E segue promovendo o boicote à imprensa, com exceção daqueles que aproveitam o negócio de ocasião para vender subserviência e silêncios estratégicos. Aos veículos que não se dobram ao seu despotismo, o presidente da República impinge pessoalmente retaliações financeiras diretas, pressão sobre anunciantes e difamação de seus profissionais. Pratica, enfim, toda sorte de manobras sórdidas para tentar asfixiar o jornalismo e alienar a população dos fatos. E já nem se preocupa em disfarçar suas intenções. Querem um último exemplo? Declaração de 6 de janeiro deste ano, dita pelo presidente aos jornalistas “Vocês são uma raça em extinção”.
Não, presidente, não somos uma raça em extinção. Ao contrário. Somos uma raça cada dia mais forte, mais unida, mais corajosa, mais consciente. Basta olhar para estes 21 novos jornalistas que estamos formando hoje. Basta ler os dizeres na camiseta deles: “Não existe democracia sem jornalismo”.
Esta é a mensagem a ser destacada nesta noite: quando tenta calar e desacreditar a imprensa, o atual presidente da República ameaça não só o jornalismo e os jornalistas. Ameaça a democracia, a arte, a ciência, a educação, a natureza, a liberdade, o pensamento. Ameaça a todos, até aqueles que hoje apenas o aplaudem – estes, que experimentem deixar de bater palma para ver o que acontece.
Para encerrar, gostaria de citar o exemplo e as palavras do grande escritor e jornalista argentino Rodolfo Walsh. Precursor da reportagem literária e investigativa e destemida voz contra o autoritarismo e o terrorismo de Estado, Walsh pregava que “Ou o jornalismo é livre, ou é uma farsa, sem meios-termos”. Dizia também que “um intelectual que não compreende o que acontece no seu tempo e no seu país é uma contradição ambulante; e aquele que compreende e não age, terá lugar na antologia do pranto, não na história viva de sua terra”.
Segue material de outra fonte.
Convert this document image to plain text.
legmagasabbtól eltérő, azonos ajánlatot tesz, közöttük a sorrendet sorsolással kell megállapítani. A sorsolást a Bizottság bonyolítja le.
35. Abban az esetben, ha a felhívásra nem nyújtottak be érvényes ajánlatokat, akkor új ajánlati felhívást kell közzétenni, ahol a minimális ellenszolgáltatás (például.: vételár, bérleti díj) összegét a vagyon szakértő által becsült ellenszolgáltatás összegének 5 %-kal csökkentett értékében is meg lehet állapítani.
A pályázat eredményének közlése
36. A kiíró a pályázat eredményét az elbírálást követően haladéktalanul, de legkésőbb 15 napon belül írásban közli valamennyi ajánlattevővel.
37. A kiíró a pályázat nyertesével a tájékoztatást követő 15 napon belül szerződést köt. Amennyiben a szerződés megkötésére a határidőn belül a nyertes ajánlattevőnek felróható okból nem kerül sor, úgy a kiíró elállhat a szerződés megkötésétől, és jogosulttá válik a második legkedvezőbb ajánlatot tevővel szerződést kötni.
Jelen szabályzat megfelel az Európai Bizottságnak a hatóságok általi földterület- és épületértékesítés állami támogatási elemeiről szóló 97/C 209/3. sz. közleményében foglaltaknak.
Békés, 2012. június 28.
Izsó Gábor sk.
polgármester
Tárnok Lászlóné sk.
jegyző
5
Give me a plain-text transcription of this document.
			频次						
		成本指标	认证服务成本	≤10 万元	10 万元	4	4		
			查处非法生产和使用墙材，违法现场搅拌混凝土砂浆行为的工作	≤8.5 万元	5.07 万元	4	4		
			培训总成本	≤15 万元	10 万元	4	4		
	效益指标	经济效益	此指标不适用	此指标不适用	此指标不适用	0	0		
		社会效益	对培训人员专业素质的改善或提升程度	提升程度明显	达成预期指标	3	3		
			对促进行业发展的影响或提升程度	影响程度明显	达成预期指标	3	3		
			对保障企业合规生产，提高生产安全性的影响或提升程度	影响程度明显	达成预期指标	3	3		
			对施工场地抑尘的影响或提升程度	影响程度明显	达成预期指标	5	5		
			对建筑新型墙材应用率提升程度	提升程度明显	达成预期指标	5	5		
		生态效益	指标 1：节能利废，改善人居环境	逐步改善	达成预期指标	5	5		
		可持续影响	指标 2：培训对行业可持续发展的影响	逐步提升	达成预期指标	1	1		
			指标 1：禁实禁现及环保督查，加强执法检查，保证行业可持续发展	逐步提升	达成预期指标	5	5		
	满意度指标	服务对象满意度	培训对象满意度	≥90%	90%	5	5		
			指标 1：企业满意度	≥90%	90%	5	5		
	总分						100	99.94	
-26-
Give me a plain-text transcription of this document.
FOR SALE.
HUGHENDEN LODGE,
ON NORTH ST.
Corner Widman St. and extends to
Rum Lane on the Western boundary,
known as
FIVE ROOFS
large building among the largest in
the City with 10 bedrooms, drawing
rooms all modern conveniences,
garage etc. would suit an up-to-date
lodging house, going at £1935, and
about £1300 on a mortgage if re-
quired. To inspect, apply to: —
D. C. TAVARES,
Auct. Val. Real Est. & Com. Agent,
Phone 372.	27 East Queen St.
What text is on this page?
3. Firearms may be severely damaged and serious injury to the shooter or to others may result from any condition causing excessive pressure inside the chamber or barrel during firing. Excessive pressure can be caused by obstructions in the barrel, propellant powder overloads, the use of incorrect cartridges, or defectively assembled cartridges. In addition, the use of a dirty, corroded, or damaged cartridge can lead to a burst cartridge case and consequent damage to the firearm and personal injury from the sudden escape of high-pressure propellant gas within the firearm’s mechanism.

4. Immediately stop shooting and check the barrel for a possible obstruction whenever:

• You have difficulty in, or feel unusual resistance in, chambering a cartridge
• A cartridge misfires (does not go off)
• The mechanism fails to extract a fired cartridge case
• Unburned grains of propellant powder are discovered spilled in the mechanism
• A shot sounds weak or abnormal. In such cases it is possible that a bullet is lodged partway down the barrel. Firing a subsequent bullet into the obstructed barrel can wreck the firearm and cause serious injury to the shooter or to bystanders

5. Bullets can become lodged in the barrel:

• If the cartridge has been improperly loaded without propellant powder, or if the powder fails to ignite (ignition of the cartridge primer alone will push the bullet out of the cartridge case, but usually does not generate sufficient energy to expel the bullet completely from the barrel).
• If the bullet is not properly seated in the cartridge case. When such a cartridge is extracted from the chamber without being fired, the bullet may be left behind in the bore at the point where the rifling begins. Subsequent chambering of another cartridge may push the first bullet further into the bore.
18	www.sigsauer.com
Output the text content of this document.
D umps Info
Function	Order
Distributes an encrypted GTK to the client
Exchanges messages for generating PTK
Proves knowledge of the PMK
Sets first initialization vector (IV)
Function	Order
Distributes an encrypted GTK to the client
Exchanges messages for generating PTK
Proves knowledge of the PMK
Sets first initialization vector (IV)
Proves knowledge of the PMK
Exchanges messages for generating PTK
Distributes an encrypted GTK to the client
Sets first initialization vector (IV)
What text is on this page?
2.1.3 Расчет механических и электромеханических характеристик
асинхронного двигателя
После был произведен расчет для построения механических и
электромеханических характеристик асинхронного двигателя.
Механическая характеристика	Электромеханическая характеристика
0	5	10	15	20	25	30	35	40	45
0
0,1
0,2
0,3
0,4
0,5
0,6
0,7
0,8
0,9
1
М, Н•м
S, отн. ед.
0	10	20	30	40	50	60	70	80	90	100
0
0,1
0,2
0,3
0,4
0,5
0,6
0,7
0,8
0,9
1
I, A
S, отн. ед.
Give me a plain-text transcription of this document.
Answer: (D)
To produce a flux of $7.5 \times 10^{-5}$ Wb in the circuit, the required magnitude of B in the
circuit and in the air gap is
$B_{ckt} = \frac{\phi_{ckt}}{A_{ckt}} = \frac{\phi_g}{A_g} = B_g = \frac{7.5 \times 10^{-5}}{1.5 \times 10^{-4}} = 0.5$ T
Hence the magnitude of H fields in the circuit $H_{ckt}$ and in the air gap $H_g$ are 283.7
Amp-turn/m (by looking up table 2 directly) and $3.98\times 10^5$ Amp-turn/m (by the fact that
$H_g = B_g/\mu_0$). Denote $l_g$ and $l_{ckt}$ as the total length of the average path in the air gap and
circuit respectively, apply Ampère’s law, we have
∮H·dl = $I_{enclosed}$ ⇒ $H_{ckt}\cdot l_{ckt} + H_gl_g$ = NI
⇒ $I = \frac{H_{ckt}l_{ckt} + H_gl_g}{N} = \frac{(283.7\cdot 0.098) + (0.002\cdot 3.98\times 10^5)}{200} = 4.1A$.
Rodolfo Walsh foi sequestrado e assassinado pela ditadura argentina em 25 de março de 1977. Na véspera, publicara corajosamente uma “carta aberta à junta militar”, denunciando os crimes do sanguinário regime, que então completava apenas seu primeiro ano. Estas foram as últimas palavras que Walsh escreveu: “Sem esperança de ser escutado, com a certeza de ser perseguido, mas fiel ao compromisso que assumi, há muito tempo, de dar testemunho em momentos difíceis”.
Jornalistas, este é o nosso compromisso. Não deixaremos que a tirania nos cale mais uma vez.